The shift passed fairly unremarkably. The baby was being cared for in a softly lit side-room off the main ward. He was poorly, but stable, and slept the night through, hardly rousing when I attended to his drips, monitors and nappies. He couldn’t be left so I sat beside him throughout the night in the quiet stillness, watching him, and listening for changes. Occasionally I leafed through a few pages of some magazines that someone had left in the corner of the room, mostly slightly out-of-date copies of the Nursing Times.

And that was when I saw it. The advert for a vacancy in the hospital back in my home-town on the coast, for the post of an Accident and Emergency Sister. I’d first become a Sister some six years before. My life was good as it was. I didn’t want to lose any of that. I put the magazine down.

But something drew me back to look at the advert several more times, until I stuffed the magazine in my bag to take home and forgot about it for the night.

Baby's foot

I got the job and so it was I moved away from the city I loved to the grey seaside town where I’d grown up. I heard from old colleagues that the baby I’d looked after that night had eventually died, and I was saddened, but I was fully occupied caring for my current patients and I all but forgot about him.

Life was busy. There were different challenges, but I enjoyed being back in familiar surroundings, with lots of family close by. One of my uncles told me about the new young curate at his church, who was organising a ‘Come and Sing Messiah’. I went and sang. And the new young curate became my future husband.

Within a few years of that day, we’d married and had our two daughters. Life was much the same as any other young families – we moved house a couple of times, tripped over Lego, and patched up bumped knees. I started a Mother and Toddler group, and returned to nursing on a Special Care Baby Unit. I was surrounded by small people. Inevitably some of the babies admitted to the unit were too small or too sick to survive and didn’t live more than a few hours or days. Two of our Toddler Group babies also died - one stillborn, the other at 19 months. The loss of these babies was especially hard to come to terms with, seeing how the parents’ lives were torn into pieces. It was unutterably sad, and all seemed so pointless.

Handandfoot Web

Months, and then years, passed and I would sometimes wonder: who apart from the parents still remembered all of these children? What mark had they left on the world, apart from great sadness?

Meanwhile our daughters grew and thrived, and brought us immeasurable joy.
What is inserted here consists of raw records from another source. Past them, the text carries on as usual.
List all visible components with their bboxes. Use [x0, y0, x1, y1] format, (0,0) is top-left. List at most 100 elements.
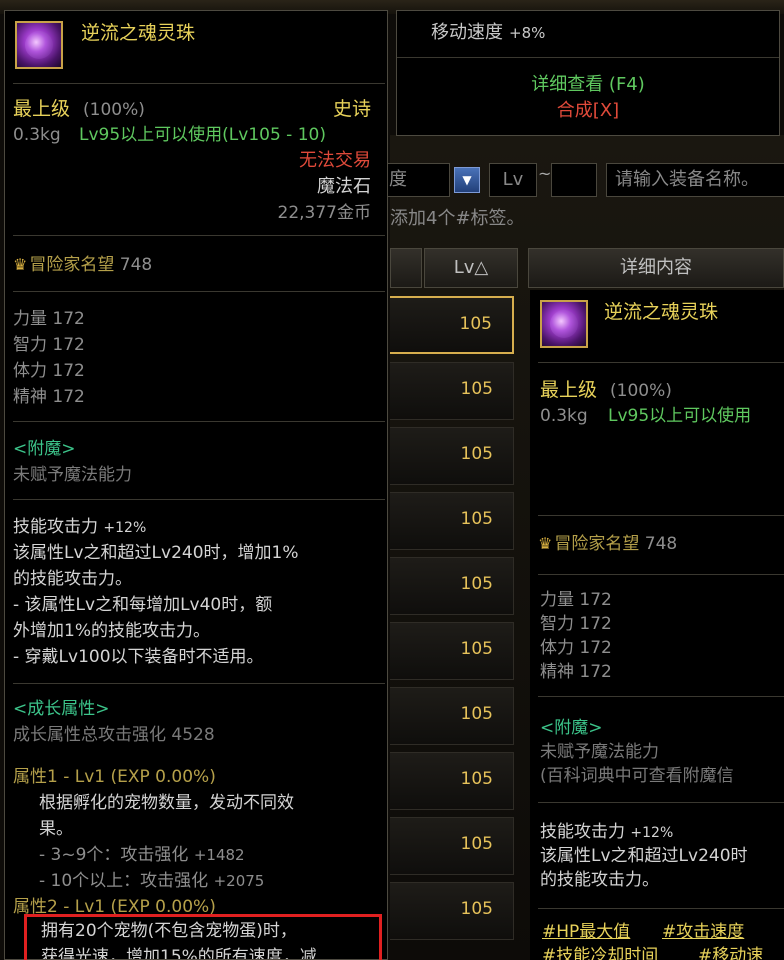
skill-label: 技能攻击力: [540, 822, 625, 842]
stat-name: 智力: [540, 614, 574, 634]
item-tooltip: 逆流之魂灵珠 最上级 (100%) 史诗 0.3kg Lv95以上可以使用(Lv…: [4, 10, 388, 960]
item-type: 魔法石: [317, 176, 371, 197]
list-item[interactable]: 105: [390, 687, 514, 745]
divider: [13, 235, 385, 236]
item-name-placeholder: 请输入装备名称。: [615, 169, 759, 190]
enchant-text: 未赋予魔法能力: [13, 465, 132, 485]
detail-grade-pct: (100%): [610, 381, 672, 401]
move-speed-row: 移动速度 +8%: [397, 11, 779, 58]
crown-icon: ♛: [13, 255, 28, 274]
stat-vit: 体力 172: [13, 361, 85, 381]
list-item[interactable]: 105: [390, 557, 514, 615]
fame-label: 冒险家名望: [29, 255, 115, 275]
list-item-level: 105: [460, 704, 493, 724]
growth-total-label: 成长属性总攻击强化: [13, 725, 166, 745]
divider: [13, 291, 385, 292]
skill-label: 技能攻击力: [13, 517, 98, 537]
stat-value: 172: [579, 590, 612, 610]
attr1-title: 属性1 - Lv1 (EXP 0.00%): [13, 767, 216, 787]
skill-line6: - 穿戴Lv100以下装备时不适用。: [13, 647, 264, 667]
detail-grade: 最上级: [540, 379, 598, 401]
column-header-detail: 详细内容: [528, 248, 784, 288]
stat-value: 172: [579, 638, 612, 658]
skill-line2: 该属性Lv之和超过Lv240时，增加1%: [13, 543, 299, 563]
stat-value: 172: [579, 662, 612, 682]
move-speed-label: 移动速度: [431, 22, 503, 43]
detail-skill-line3: 的技能攻击力。: [540, 870, 659, 890]
detail-item-name: 逆流之魂灵珠: [604, 301, 719, 323]
list-item[interactable]: 105: [390, 882, 514, 940]
list-item-level: 105: [460, 379, 493, 399]
item-orb-icon: [540, 300, 588, 348]
tag-attack-speed[interactable]: #攻击速度: [662, 922, 744, 942]
stat-name: 智力: [13, 335, 47, 355]
lv-max-input[interactable]: [551, 163, 597, 197]
list-item-level: 105: [459, 314, 492, 334]
list-item-level: 105: [460, 574, 493, 594]
column-header-lv[interactable]: Lv△: [424, 248, 518, 288]
column-header-name[interactable]: [390, 248, 422, 288]
stat-name: 力量: [13, 309, 47, 329]
detail-stat-vit: 体力 172: [540, 638, 612, 658]
stat-name: 力量: [540, 590, 574, 610]
stat-int: 智力 172: [13, 335, 85, 355]
stat-value: 172: [52, 361, 85, 381]
detail-panel: 逆流之魂灵珠 最上级 (100%) 0.3kg Lv95以上可以使用 ♛ 冒险家名…: [530, 290, 784, 960]
synthesize-button[interactable]: 合成[X]: [397, 96, 779, 122]
item-rarity: 史诗: [332, 98, 371, 120]
skill-line3: 的技能攻击力。: [13, 569, 132, 589]
divider: [538, 574, 784, 575]
bonus-label: - 3~9个：攻击强化: [39, 845, 189, 865]
list-item[interactable]: 105: [390, 427, 514, 485]
list-item-level: 105: [460, 509, 493, 529]
tag-skill-cooldown[interactable]: #技能冷却时间: [542, 946, 658, 960]
stat-value: 172: [52, 335, 85, 355]
list-item[interactable]: 105: [390, 492, 514, 550]
divider: [13, 83, 385, 84]
dropdown-arrow-icon[interactable]: ▼: [454, 167, 480, 193]
skill-line4: - 该属性Lv之和每增加Lv40时，额: [13, 595, 273, 615]
item-trade-status: 无法交易: [299, 150, 371, 171]
stat-name: 体力: [540, 638, 574, 658]
tags-hint: 添加4个#标签。: [390, 208, 525, 229]
list-item[interactable]: 105: [390, 622, 514, 680]
list-item-level: 105: [460, 899, 493, 919]
list-item[interactable]: 105: [390, 362, 514, 420]
item-name-search-input[interactable]: 请输入装备名称。: [606, 163, 784, 197]
skill-line1: 技能攻击力 +12%: [13, 517, 146, 538]
detail-level-req: Lv95以上可以使用: [608, 406, 752, 426]
item-grade: 最上级: [13, 98, 71, 120]
divider: [538, 802, 784, 803]
item-name: 逆流之魂灵珠: [81, 22, 196, 44]
detail-stat-str: 力量 172: [540, 590, 612, 610]
fame-row: ♛ 冒险家名望 748: [13, 255, 152, 275]
list-item[interactable]: 105: [390, 752, 514, 810]
list-item-level: 105: [460, 639, 493, 659]
attr1-desc1: 根据孵化的宠物数量，发动不同效: [39, 793, 294, 813]
growth-title: <成长属性>: [13, 699, 110, 719]
list-item[interactable]: 105: [390, 296, 514, 354]
detail-weight: 0.3kg: [540, 406, 588, 426]
item-orb-icon: [15, 21, 63, 69]
detail-fame-value: 748: [644, 534, 678, 554]
list-item-level: 105: [460, 834, 493, 854]
skill-value: +12%: [630, 825, 674, 841]
category-select[interactable]: 度: [384, 163, 450, 197]
list-item-level: 105: [460, 769, 493, 789]
lv-label: Lv: [502, 169, 524, 190]
fame-value: 748: [119, 255, 153, 275]
detail-enchant-text: 未赋予魔法能力: [540, 742, 659, 762]
divider: [538, 362, 784, 363]
detail-stat-spi: 精神 172: [540, 662, 612, 682]
detail-skill-line1: 技能攻击力 +12%: [540, 822, 673, 843]
detail-view-button[interactable]: 详细查看 (F4): [397, 70, 779, 96]
attr1-desc2: 果。: [39, 819, 73, 839]
move-speed-value: +8%: [509, 24, 546, 42]
list-item[interactable]: 105: [390, 817, 514, 875]
tag-hp-max[interactable]: #HP最大值: [542, 922, 630, 942]
category-select-value: 度: [389, 169, 407, 190]
stat-spi: 精神 172: [13, 387, 85, 407]
detail-fame-label: 冒险家名望: [554, 534, 640, 554]
tag-move-speed[interactable]: #移动速: [698, 946, 763, 960]
item-grade-pct: (100%): [83, 100, 145, 120]
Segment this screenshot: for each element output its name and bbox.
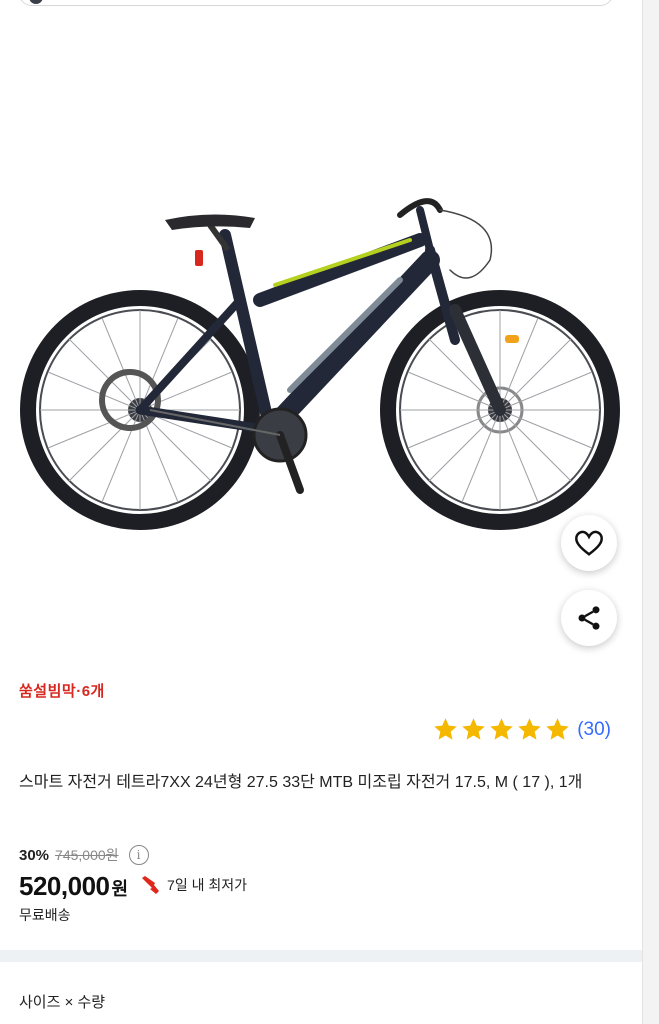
- review-count[interactable]: (30): [577, 719, 611, 741]
- share-button[interactable]: [561, 590, 617, 646]
- original-price: 745,000원: [55, 847, 119, 863]
- wishlist-button[interactable]: [561, 515, 617, 571]
- rating-stars: [432, 716, 571, 743]
- info-icon[interactable]: i: [128, 845, 149, 865]
- scrollbar-track: [642, 0, 659, 1024]
- lowest-price-badge: 7일 내 최저가: [140, 875, 247, 895]
- section-divider: [0, 950, 642, 962]
- product-image[interactable]: [0, 30, 642, 670]
- search-bar[interactable]: [18, 0, 614, 6]
- heart-icon: [575, 530, 603, 556]
- bicycle-image: [20, 198, 620, 530]
- discount-rate: 30%: [19, 846, 50, 864]
- star-icon: [434, 718, 457, 740]
- star-icon: [490, 718, 513, 740]
- search-icon: [29, 0, 43, 4]
- star-icon: [518, 718, 541, 740]
- star-icon: [462, 718, 485, 740]
- price-block: 30% 745,000원 i 520,000 원 7일 내 최저가 무료배송: [19, 845, 247, 925]
- product-title: 스마트 자전거 테트라7XX 24년형 27.5 33단 MTB 미조립 자전거…: [19, 774, 583, 791]
- hand-pointer-icon: [142, 876, 160, 894]
- currency-unit: 원: [111, 879, 129, 899]
- promo-label: 쑴설빔막·6개: [19, 683, 105, 700]
- share-icon: [578, 606, 600, 630]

We moved house several more times, the young curate became a middle-aged vicar, and I swapped the Special Care Baby Unit for adult Neurosurgical Intensive Care. Life wasn’t always easy, and neither was it for so many people with whom I came into contact, either through my work, or my husband’s. I got no closer than anyone else in trying to make sense of the sadness and pain in the world. I was inspired by the courage of the people who, despite living engulfed by grief, held fast onto the hope that there must be some meaning to it all.

Then one day I remembered the Valentine’s Day baby. But he was long gone, leaving no trace, wasn’t he? Except, quite simply – if it hadn’t been for him, my children would not exist.

Our daughters are now grown and away out into the world. One now teaches philosophy, the other is a writer. They’ve already crammed so much into their young lives. People other than their biased mum have called them valued and inspirational; I believe the world to be a better place for having them in it. Which means, ultimately, that the world is enriched because of that baby who lived and died all that time ago. In many ways I owe my life, family and career to that tiny baby in an incubator. What an extraordinary imprint for one little life to leave.

So thank you, Valentine’s Day baby. I will never forget you.